Tekmira Sues Alnylam, Alan Aderem Bolts to Seattle BioMed, Dendreon’s Warhorse Retires, & More Seattle-Area Life Sciences News

3/17/11Follow @xconomy

This week’s big headlines came from a couple of personnel moves, and one potentially nasty trade secrets lawsuit.

Dendreon (NASDAQ: DNDN) said that David Urdal, the chief scientific officer who lived through the company’s roller coaster story over the past 15 years, plans to retire at the end of 2011. Urdal, 62, says it’s time for him to spend some more time with his grandchildren. But I don’t think this is the last we’ve heard from Mr. Urdal—so stay tuned for more in these pages.

—The other big move in town happened on the academic side of biotech, where Alan Aderem left his faculty post at the Institute for Systems Biology to become the new director and president-in-waiting at Seattle Biomedical Research Institute. Aderem is taking more than 40 people with him to Seattle BioMed, plus all his grant support, and a new $7 million donation from the Bill & Melinda Gates Foundation to help bring systems biology to global health.

—Up the road in Vancouver, BC, a potentially quite nasty bout of litigation has broken out between Tekmira Pharmaceuticals and its longtime partner, Cambridge, MA-based Alnylam Pharmaceuticals. Tekmira, in a lawsuit filed in Massachusetts, is accusing Alnylam of misappropriating trade secrets on techniques for delivering RNA interference drugs into cells. Tekmira also accused Alnylam of passing along the know-how of RNAi delivery to an unnamed third party, without Tekmira’s consent. Alnylam hasn’t yet responded to the suit.

Seattle Genetics (NASDAQ: SGEN) said it agreed to provide expanded access to its “empowered antibody” technology to its partner Millennium: The Takeda Oncology Company. Millennium, presumably quite pleased with the stellar results of brentuximab vedotin for rare lymphomas, has decided it wants to try this technique for linking targeted antibodies to potent toxins in other forms of cancer.
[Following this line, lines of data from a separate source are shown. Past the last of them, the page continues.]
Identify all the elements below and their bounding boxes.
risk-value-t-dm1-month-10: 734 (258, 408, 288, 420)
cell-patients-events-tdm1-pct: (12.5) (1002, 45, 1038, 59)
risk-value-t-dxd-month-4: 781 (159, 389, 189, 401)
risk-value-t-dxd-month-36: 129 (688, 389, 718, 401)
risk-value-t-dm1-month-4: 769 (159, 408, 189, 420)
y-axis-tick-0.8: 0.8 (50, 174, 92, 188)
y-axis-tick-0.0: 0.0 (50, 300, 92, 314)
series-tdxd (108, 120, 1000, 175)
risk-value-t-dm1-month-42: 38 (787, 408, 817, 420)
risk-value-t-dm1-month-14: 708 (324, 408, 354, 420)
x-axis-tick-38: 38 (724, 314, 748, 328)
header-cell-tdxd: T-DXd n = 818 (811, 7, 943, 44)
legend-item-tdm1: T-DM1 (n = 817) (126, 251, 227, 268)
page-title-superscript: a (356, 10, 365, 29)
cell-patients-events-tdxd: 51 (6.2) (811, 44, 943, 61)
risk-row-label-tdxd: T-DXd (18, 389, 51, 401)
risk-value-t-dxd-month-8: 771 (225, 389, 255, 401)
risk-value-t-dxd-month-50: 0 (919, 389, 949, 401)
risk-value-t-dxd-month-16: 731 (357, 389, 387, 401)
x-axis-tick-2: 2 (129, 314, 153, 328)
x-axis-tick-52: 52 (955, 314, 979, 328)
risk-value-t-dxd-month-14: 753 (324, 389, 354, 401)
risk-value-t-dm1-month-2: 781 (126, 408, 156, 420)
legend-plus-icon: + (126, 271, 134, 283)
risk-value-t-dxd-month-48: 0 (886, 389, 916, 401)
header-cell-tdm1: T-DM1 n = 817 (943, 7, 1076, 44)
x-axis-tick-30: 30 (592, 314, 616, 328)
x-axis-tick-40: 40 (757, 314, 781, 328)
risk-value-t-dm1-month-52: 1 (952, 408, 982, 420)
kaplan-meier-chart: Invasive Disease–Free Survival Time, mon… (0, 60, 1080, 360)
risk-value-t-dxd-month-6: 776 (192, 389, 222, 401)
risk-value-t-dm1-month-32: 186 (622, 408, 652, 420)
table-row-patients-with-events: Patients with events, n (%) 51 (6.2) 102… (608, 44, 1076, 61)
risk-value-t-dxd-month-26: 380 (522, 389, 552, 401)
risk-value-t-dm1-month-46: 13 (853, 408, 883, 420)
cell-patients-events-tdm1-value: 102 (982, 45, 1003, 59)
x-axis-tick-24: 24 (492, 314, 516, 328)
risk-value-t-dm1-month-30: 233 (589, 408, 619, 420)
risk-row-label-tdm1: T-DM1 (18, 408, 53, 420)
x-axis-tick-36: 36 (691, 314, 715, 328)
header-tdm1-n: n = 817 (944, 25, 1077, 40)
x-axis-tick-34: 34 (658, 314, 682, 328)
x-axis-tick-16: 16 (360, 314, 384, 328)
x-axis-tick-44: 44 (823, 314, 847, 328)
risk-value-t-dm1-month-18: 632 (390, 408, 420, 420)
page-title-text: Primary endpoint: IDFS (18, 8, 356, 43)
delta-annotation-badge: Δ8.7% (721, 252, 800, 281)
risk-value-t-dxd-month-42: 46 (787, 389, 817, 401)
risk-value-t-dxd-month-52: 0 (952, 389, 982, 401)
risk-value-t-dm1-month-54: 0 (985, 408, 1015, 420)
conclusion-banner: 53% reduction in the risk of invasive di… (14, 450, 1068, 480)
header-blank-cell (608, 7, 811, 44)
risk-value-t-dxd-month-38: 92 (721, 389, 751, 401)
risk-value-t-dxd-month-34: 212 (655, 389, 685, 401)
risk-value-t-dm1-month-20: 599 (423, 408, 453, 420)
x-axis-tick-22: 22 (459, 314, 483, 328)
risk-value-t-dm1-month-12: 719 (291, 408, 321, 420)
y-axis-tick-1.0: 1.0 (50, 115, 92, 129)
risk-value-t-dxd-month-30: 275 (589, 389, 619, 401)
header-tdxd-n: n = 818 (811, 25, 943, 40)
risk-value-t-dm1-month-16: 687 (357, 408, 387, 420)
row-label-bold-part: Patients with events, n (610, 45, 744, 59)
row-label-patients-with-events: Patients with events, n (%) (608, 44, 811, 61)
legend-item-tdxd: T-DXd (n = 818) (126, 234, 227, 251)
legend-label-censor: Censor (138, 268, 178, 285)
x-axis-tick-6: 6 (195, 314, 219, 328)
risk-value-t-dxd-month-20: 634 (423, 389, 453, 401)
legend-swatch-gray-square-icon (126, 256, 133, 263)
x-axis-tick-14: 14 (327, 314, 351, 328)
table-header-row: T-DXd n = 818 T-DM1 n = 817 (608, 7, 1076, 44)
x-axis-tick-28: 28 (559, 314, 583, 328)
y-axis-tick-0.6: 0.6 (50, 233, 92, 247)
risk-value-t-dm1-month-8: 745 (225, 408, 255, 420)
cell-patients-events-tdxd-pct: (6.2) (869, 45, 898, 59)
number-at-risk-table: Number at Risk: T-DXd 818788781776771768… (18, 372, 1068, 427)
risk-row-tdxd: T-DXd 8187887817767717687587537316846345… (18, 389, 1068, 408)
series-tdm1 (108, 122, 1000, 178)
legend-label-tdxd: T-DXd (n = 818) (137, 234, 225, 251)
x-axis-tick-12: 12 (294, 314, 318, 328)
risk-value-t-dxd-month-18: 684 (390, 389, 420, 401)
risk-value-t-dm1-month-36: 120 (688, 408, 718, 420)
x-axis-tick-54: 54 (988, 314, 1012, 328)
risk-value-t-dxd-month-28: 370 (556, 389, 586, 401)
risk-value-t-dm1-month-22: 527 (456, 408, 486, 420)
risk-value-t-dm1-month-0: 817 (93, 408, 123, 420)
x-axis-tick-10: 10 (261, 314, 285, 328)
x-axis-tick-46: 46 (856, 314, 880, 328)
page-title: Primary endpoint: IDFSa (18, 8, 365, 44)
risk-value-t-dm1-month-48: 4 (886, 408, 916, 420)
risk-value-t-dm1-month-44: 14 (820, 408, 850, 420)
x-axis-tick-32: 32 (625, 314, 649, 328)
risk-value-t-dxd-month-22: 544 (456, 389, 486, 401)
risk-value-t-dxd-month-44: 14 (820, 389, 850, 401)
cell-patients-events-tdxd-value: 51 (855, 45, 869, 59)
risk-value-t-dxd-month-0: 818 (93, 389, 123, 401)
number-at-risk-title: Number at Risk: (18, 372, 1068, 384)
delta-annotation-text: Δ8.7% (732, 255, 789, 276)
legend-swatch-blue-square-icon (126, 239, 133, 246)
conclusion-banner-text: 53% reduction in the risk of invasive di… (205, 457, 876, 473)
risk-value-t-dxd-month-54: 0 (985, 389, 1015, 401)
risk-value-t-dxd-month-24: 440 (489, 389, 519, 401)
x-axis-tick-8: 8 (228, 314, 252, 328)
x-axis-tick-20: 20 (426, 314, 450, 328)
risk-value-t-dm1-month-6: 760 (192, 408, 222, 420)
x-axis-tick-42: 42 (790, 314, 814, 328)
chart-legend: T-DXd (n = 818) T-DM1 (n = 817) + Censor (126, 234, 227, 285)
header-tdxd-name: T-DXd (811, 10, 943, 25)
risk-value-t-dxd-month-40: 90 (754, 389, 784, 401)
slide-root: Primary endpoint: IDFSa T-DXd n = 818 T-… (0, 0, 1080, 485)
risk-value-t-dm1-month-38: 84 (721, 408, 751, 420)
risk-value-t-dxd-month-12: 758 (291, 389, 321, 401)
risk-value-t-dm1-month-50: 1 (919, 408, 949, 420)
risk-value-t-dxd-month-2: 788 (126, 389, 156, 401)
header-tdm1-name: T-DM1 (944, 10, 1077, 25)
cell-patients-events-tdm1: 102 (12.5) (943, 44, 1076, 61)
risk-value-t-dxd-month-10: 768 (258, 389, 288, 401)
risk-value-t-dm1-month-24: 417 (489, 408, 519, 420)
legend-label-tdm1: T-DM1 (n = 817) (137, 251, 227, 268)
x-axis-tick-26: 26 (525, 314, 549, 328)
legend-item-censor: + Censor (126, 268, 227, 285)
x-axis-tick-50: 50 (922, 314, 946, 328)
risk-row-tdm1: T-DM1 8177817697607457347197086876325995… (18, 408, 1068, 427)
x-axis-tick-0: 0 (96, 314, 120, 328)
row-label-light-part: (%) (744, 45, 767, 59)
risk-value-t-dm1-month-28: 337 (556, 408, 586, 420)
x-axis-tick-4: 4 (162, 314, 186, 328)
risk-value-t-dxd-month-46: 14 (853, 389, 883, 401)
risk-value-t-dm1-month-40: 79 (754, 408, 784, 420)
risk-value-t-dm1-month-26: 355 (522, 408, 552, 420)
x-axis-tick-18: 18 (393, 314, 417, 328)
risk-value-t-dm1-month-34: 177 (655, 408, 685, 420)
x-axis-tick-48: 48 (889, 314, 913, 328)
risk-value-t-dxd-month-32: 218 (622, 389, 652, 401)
—This isn’t really a biotech story, but it’s a good excuse to talk about biotech. I’m having a meetup next Tuesday March 22 to introduce my new tech reporting colleague Curt Woodward to Xconomy readers. So if you want to shoot the breeze during happy hour, come on over to my neighborhood dive bar, The Streamline, and and say hi to me and Curt.
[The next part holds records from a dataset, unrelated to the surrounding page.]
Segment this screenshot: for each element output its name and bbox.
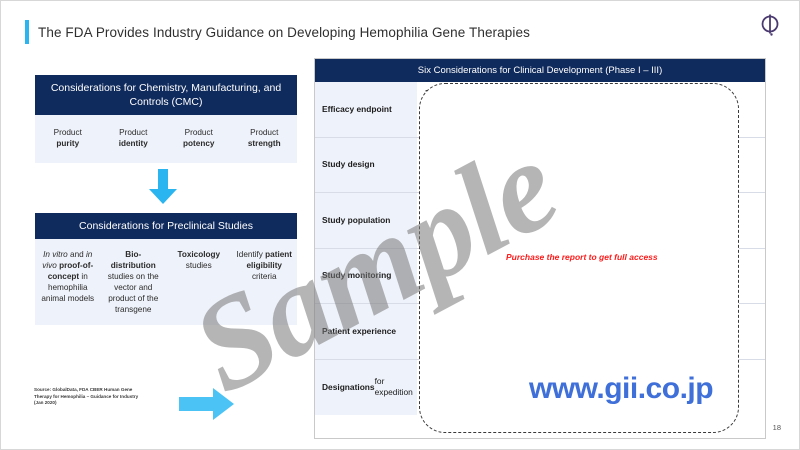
cmc-cell-lead: Product [54,128,82,137]
cmc-cell: Product identity [101,115,167,163]
preclinical-cell: Toxicology studies [166,239,232,325]
slide-title-bar: The FDA Provides Industry Guidance on De… [25,19,739,45]
clinical-table-header: Six Considerations for Clinical Developm… [315,59,765,82]
row-label: Study design [315,138,417,193]
row-label-bold: Study population [322,215,390,226]
title-accent-bar [25,20,29,44]
cmc-cell-strong: potency [183,139,214,148]
row-label-bold: Efficacy endpoint [322,104,392,115]
page-title: The FDA Provides Industry Guidance on De… [38,25,530,40]
cmc-table-body: Product purity Product identity Product … [35,115,297,163]
row-label: Study monitoring [315,249,417,304]
row-label-rest: for expedition [375,376,413,398]
row-label: Patient experience [315,304,417,359]
cmc-cell-lead: Product [250,128,278,137]
cmc-table-header: Considerations for Chemistry, Manufactur… [35,75,297,115]
down-arrow-icon [148,169,178,205]
cmc-cell: Product potency [166,115,232,163]
cmc-cell-strong: strength [248,139,281,148]
preclinical-cell: In vitro and in vivo proof-of-concept in… [35,239,101,325]
slide-canvas: The FDA Provides Industry Guidance on De… [0,0,800,450]
preclinical-table-header: Considerations for Preclinical Studies [35,213,297,239]
purchase-prompt: Purchase the report to get full access [506,252,658,262]
preclinical-cell: Identify patient eligibility criteria [232,239,298,325]
cmc-cell: Product strength [232,115,298,163]
right-arrow-icon [179,387,235,421]
site-watermark: www.gii.co.jp [529,372,713,406]
preclinical-cell: Bio-distribution studies on the vector a… [101,239,167,325]
row-label-bold: Designations [322,382,375,393]
cmc-cell-strong: identity [119,139,148,148]
cmc-cell: Product purity [35,115,101,163]
row-label: Study population [315,193,417,248]
row-label-bold: Study monitoring [322,270,391,281]
source-note: Source: GlobalData, FDA CBER Human Gene … [34,387,142,407]
row-label-bold: Patient experience [322,326,396,337]
page-number: 18 [773,423,781,432]
row-label: Designations for expedition [315,360,417,416]
row-label-bold: Study design [322,159,375,170]
cmc-cell-strong: purity [56,139,79,148]
preclinical-table-body: In vitro and in vivo proof-of-concept in… [35,239,297,325]
row-label: Efficacy endpoint [315,82,417,137]
globaldata-logo-icon [757,12,783,38]
cmc-cell-lead: Product [119,128,147,137]
cmc-cell-lead: Product [185,128,213,137]
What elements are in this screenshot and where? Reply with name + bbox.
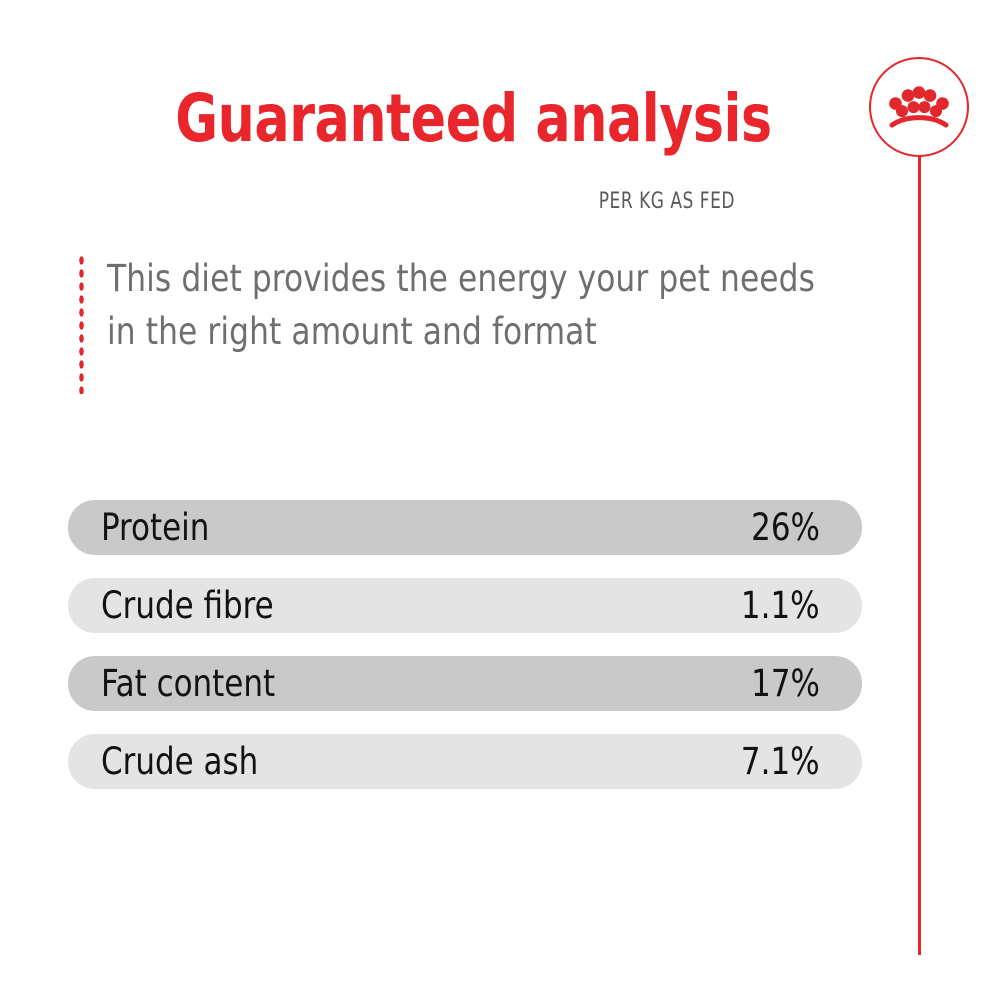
table-row: Protein 26%	[68, 500, 862, 555]
table-row: Crude ash 7.1%	[68, 734, 862, 789]
page-subtitle: PER KG AS FED	[103, 190, 735, 214]
page-title: Guaranteed analysis	[57, 86, 890, 152]
row-value: 1.1%	[741, 586, 820, 626]
royal-canin-crown-icon	[888, 83, 950, 129]
row-label: Crude fibre	[101, 586, 274, 626]
intro-text: This diet provides the energy your pet n…	[107, 252, 832, 358]
row-label: Crude ash	[101, 742, 258, 782]
table-row: Crude fibre 1.1%	[68, 578, 862, 633]
analysis-table: Protein 26% Crude fibre 1.1% Fat content…	[68, 500, 862, 789]
row-value: 17%	[751, 664, 820, 704]
guaranteed-analysis-panel: Guaranteed analysis PER KG AS FED This d…	[0, 0, 1000, 1000]
brand-stem-line	[918, 155, 921, 955]
row-value: 7.1%	[741, 742, 820, 782]
row-value: 26%	[751, 508, 820, 548]
intro-block: This diet provides the energy your pet n…	[78, 252, 878, 394]
table-row: Fat content 17%	[68, 656, 862, 711]
dotted-vertical-rule-icon	[78, 254, 85, 394]
row-label: Fat content	[101, 664, 275, 704]
row-label: Protein	[101, 508, 209, 548]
—Where are tomorrow’s blockbuster biotech drugs coming from? That was the question I posed in my latest BioBeat column, and the answer for Seattle is pretty good. I picked out eight drugs that I write about nationally, which are making a truly major difference on all three major criteria of a blockbuster that’s really scientifically innovative, clinically meaningful, and lucrative in the business sense. Two of these eight high-impact drugs are from Seattle.
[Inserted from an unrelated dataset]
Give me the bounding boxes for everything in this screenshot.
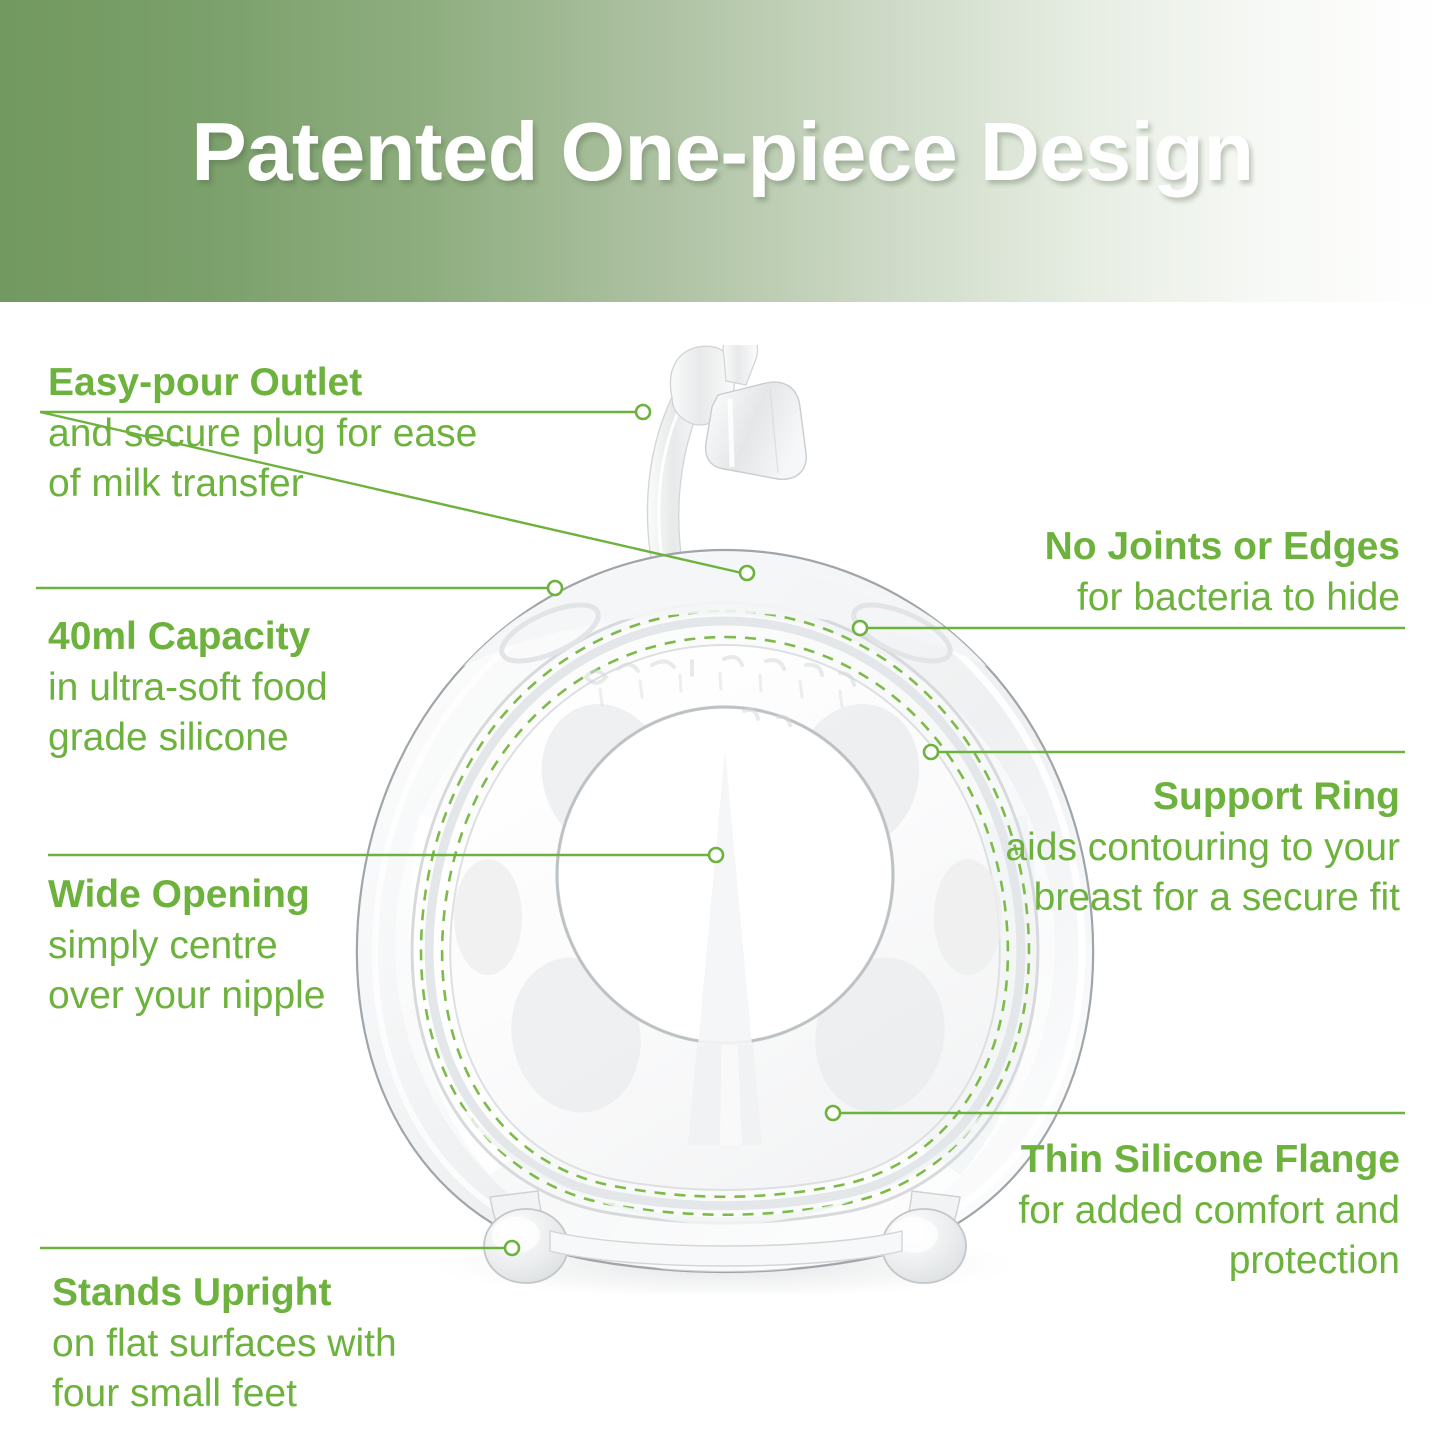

Dendreon, as expected, got FDA approval to quadruple the production output from its first factory in New Jersey that manufactures its immune-booster drug for prostate cancer. Now Dendreon will have to prove it can do the same at its two other factories being built out in greater Atlanta and Los Angeles.

Tobin Arthur, the CEO of Seattle-based iMedExchange, chimed in with an op-ed about how “medical images are getting cloudy.” A good read, which has nothing to do with screen resolution.